14 febbraio 2006

[spillo finale CAN 2006] Egitto campione

Chiusi i battenti anche per quest'anno. Nonostante abbia ammirato la gentilezza degli egiziani (polizia esclusa, specie quella negli stadi, specie nei confronti dei giornalisti) la trasferta all'ombra delle piramidi mi lascia un po' perplesso, per motivi diversi : il calcio africano fa passi avanti, indubitabili, ma la Coppa, secondo tanti commentatori, quest'anno ha deluso. Francamente sono rimasto più deluso, dal punto di vista tecnico, ma non solo, dall'Europeo portoghese o dall'ultimo Mondiale. Anzi, proprio in queste ultime competizioni si è registrato un deciso passo indietro del gioco. Formazioni ultraspeculative che avanzavano e tutte le altre a proporre davvero poco, con piccole eccezioni (tra queste mi viene in mente il team USA di Bruce Arena - eliminato dalla Germania in un match dove gli Dei del Calcio erano decisamente altrove -, che però gode di benefici logistici ed economici che altri non si possono permettere).
In Africa, non mi pare sia andata così. Purtroppo, e qui vivo un'altra dose di desolazione, alla fine ha vinto una squadra che non rimarrà nella storia, però se si sbircia oltre la superficie qualcosa di interessante rimane, come ho scritto nel mio articolo da Alessandria che ho pubblicato giorni fa.
L'Egitto di Hassan Shehata, gloria nazionale ma mai su una panchina importante, nemmeno in patria, ha però approfittatto della dinamicità dei suoi centrocampisti per costruire azioni d'attacco ma ha alzato la coppa per la solidità della sua difesa, questa sì certamente da evidenziare e tramandare ai posteri. Signore incontrastato di questo regno Ibrahim Said, una testa matta che gli ha già fatto bruciare un contratto con l'Everton dopo alcuni mesi di prova, poi allontanato dalla corazzata Al Ahly e ora in rotta anche con i dirigenti della seconda squadra del Paese, lo Zamalek, ma capace di letture difensive superiori. Uno che potrebbe far benissimo anche da noi, ma, probabilmente, i pregiudizi sulla sua origine non glielo permetteranno mai. Ottimo pure Wael Gomaa, uno dei pochi a salvarsi anche nell'ultimo Campionato del Mondo per Club con l'Al Ahly. Meno perfetto nel trio difensivo Abdel el Saka, che gioca in Turchia, immenso, invece, nei rigori finali il portiere El Hadary, ma nelle prime partite protagonista di qualche incertezza, ovviamente oggi dimenticata. Il 3511 adottato nell'epilogo della manifestazione dagli egiziani, prevedeva Emad dietro alla punta principale, prima Mido, poi, dopo la sceneggiata, il generoso Amr Zaki (contatto da qualche clunb europeo non foss'altro per l'età: è un 1983) e con Mohamed Barakat, eletto miglior giocatore africano quest'anno, a destra e in costante spinta. Principio fondamentale, come detto, l'inserimento degli altri centrocampisti, tra questi il capitano Ahmed Hossan (Besiktas), proclamato miglior giocatore del torneo più per premiare il Gruppo-Egitto che per le sue prestazioni, mai sotto la sufficienza ma neanche da stropicciarsi gli occhi. Era sicuramente un altro calcio, ma l'Egitto del grande El Gohari, oggi esiliato in Giordania, era un'altra cosa.
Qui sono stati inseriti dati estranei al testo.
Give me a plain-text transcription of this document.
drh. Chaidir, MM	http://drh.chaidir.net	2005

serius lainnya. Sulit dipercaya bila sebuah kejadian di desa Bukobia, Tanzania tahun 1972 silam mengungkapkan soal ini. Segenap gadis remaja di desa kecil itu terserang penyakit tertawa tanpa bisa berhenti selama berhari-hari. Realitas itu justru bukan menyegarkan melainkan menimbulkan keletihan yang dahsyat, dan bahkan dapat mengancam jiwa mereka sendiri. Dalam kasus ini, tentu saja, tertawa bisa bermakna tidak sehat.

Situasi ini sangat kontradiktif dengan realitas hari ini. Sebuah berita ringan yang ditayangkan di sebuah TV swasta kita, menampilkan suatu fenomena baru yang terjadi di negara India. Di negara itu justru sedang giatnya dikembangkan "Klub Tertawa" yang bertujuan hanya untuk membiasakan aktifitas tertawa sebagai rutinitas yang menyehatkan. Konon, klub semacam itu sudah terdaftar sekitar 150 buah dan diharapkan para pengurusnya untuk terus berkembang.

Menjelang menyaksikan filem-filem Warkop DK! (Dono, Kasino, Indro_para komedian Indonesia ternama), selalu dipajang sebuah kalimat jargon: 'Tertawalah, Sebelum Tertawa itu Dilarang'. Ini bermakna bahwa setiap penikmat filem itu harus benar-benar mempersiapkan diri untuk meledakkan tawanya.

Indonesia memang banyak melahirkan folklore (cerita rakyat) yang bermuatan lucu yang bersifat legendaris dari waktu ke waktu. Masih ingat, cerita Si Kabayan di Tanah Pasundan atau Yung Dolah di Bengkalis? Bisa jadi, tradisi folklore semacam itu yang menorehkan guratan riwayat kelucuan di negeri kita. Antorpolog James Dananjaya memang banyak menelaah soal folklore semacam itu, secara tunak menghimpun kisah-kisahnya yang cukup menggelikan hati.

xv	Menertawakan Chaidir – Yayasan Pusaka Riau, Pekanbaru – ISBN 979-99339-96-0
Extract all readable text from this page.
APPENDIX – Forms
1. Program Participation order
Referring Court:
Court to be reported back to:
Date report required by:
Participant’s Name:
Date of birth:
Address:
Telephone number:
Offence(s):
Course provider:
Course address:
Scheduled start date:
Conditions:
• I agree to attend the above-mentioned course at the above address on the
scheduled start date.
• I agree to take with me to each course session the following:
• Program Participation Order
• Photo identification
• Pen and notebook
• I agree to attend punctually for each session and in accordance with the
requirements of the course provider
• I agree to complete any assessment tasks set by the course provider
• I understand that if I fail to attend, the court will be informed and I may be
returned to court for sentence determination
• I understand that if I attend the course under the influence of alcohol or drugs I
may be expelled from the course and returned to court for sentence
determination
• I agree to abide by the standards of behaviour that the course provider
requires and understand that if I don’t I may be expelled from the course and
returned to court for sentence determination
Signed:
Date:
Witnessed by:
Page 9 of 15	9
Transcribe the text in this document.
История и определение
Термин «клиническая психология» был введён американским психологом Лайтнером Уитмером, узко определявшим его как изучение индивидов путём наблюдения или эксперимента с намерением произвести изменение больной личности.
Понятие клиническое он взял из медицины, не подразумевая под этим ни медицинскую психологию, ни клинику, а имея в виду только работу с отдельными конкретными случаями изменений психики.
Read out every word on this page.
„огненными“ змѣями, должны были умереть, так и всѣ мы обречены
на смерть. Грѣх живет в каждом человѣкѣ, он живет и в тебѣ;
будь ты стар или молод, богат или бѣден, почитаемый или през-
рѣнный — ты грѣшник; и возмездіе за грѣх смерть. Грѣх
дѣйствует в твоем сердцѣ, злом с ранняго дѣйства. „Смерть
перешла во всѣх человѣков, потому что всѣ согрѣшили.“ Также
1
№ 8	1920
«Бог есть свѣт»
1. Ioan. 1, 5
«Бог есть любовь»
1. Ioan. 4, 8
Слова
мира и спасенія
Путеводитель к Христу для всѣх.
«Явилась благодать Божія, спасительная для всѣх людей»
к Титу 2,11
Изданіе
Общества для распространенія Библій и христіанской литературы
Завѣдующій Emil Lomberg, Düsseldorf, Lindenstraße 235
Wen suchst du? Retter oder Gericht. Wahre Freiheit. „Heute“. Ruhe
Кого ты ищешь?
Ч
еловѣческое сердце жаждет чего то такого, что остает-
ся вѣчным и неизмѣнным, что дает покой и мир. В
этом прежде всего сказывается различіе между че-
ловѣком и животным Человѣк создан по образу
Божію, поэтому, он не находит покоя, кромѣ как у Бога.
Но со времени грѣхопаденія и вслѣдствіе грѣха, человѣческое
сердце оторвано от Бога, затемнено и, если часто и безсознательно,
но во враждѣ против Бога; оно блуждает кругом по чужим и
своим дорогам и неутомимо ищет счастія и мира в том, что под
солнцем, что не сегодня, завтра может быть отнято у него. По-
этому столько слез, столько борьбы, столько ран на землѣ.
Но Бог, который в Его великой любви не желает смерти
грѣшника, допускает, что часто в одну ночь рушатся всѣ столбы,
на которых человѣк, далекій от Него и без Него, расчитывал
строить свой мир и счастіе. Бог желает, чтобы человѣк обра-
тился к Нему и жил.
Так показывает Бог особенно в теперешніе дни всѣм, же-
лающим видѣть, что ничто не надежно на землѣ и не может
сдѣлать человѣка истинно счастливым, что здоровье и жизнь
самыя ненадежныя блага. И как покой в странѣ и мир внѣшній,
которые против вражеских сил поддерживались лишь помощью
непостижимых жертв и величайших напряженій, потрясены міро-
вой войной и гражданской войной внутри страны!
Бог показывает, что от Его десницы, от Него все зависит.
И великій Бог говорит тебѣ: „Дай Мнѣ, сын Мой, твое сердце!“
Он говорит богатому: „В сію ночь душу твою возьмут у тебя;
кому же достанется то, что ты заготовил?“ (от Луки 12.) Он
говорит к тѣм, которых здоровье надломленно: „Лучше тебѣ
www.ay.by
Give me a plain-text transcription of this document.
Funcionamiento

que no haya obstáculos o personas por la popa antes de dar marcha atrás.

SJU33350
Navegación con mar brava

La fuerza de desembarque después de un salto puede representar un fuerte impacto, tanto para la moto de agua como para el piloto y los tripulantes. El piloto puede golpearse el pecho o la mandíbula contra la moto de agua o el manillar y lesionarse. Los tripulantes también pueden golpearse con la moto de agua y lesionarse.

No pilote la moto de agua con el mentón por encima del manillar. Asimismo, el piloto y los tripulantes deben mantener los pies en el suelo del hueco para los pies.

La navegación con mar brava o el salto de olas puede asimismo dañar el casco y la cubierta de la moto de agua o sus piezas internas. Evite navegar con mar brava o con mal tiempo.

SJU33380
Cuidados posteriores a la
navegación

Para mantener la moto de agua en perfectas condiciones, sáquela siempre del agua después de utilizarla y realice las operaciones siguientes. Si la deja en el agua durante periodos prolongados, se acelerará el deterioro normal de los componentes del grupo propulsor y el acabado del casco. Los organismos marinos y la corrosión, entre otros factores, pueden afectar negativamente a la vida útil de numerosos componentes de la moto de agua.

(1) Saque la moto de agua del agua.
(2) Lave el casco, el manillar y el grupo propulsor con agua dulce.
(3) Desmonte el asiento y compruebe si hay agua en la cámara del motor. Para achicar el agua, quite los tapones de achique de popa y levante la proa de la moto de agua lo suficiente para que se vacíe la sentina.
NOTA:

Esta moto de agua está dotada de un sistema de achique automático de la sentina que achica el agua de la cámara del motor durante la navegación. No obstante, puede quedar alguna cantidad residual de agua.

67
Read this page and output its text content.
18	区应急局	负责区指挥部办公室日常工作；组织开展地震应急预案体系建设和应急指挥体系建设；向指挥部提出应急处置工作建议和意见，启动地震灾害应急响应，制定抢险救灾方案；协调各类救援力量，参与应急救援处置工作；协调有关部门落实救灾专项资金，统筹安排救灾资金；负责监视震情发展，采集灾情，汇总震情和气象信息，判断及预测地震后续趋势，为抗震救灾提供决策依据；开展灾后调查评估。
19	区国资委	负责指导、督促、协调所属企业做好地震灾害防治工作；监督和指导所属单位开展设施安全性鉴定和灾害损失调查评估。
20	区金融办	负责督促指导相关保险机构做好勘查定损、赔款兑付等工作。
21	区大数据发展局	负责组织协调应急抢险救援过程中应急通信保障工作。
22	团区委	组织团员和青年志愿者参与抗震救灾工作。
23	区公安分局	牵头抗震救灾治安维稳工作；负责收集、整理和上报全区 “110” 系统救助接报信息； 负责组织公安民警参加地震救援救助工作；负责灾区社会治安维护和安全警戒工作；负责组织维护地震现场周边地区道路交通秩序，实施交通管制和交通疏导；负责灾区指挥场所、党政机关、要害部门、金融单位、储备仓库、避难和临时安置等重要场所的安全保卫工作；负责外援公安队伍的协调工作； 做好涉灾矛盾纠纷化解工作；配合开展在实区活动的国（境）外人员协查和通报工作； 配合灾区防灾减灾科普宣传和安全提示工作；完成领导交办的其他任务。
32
Insomma, come per la vittoria di due anni fa per la Tunisia, niente stelle, niente grandi innovazioni, tanta strategia, specie difensiva, e tanta sostanza.
Spiace un po' per il movimento del continente, che con il successo della Costa d'Avorio avrebbe ostentato maggiore credibilità, dato che gli Elefanti hanno illuminato sia sotto il punto di vista individuale (Yaya Touré e Arouna Koné, solo per nominare i più positivi) che da quello di squadra con i continui e senza difficoltà eseguiti cambi di modulo voluto dalla coppia di tecnici Henri Michel - Gérard Gili ( ho assistito agli allenamenti e quelli di tattica erano condotti tutti dal secondo). Esattamente come sarebbe stato per la Nigeria, oltretutto incredibilmente fuori dai Mondiali.
Appuntamento a Ghana 2008.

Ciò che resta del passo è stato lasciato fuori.